According to Kellman—who obviously had a dog in this fight—her client was caught in the net. Sure, he was tied up with the wrong people, she said, but he was not a drug smuggler involved in an international heroin ring. The RICO and drug conspiracy charges against him would later be dropped, and although Salamone was eventually convicted on a lesser act of currency manipulation through falsifying statements, and had to subsequently serve five years in prison, Kellman argues that the government heavily charged him just so it could say it did.

"Whoever you can go after to get whatever headline you can get," she said.

Kellman say the prosecution was typical for the US Attorney who was in charge of the Southern District of New York then: Rudolph Giuliani. The future New York City mayor and Republican presidential candidate was slowly constructing a name for himself, she said, with an image of being tough in a terrified city. This would later materialize in his grueling use of the "broken windows" policing model. And at the time, the mob was his Public Enemy No. 1.

With that in mind, Giuliani craved the spotlight, Kellman argued, calling him the "Donald Trump of prosecutors." (Giuliani was contacted for this article, but was unable to comment.)
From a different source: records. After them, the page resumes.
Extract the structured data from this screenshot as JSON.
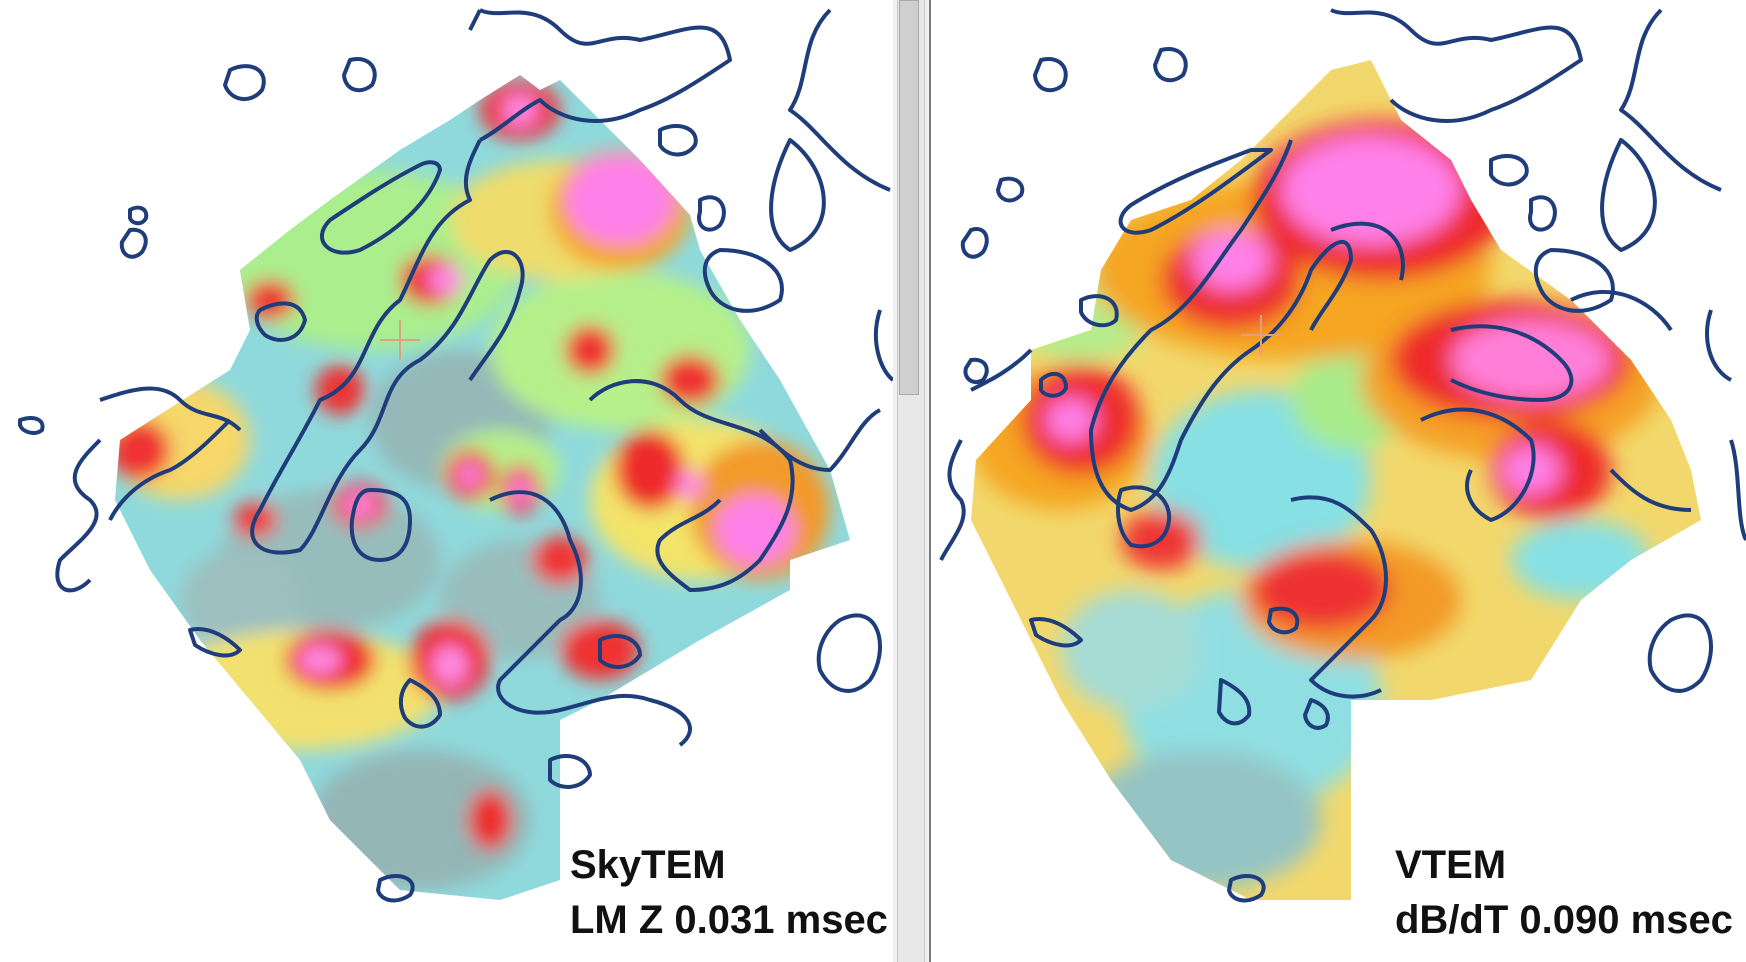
{
  "panels": {
    "left": {
      "title": "SkyTEM",
      "subtitle": "LM Z 0.031 msec"
    },
    "right": {
      "title": "VTEM",
      "subtitle": "dB/dT 0.090 msec"
    }
  },
  "colors": {
    "outline": "#1f3d7a",
    "low": "#8fb7b8",
    "cyan": "#7fe3e8",
    "green": "#a8ec8c",
    "yellow": "#f5e96a",
    "orange": "#f5a623",
    "red": "#ee2a2a",
    "pink": "#ff7fe6"
  }
}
"Whatever ails the system," she continued, "was just exacerbated in the Giuliani years. I just kept thinking to myself, 'This shouldn't happen in an American court.'"

Of course, the biggest irony of the Pizza Connection trial is that, even with its flashy FBI raids and super-sized trial, it didn't really achieve much on the street. After it was all over, the mob still sold dope—the defendants were merely replaced with new slacks, according to Amoruso, and the stream continued.

"The trial impacted the mob in that it shut down a very lucrative operation that was running smoothly and brought in a lot of steady income for American and Sicilian mobsters," he explained. "In the long run, however, it was business as usual. Heroin continued to flow into New York and other American cities."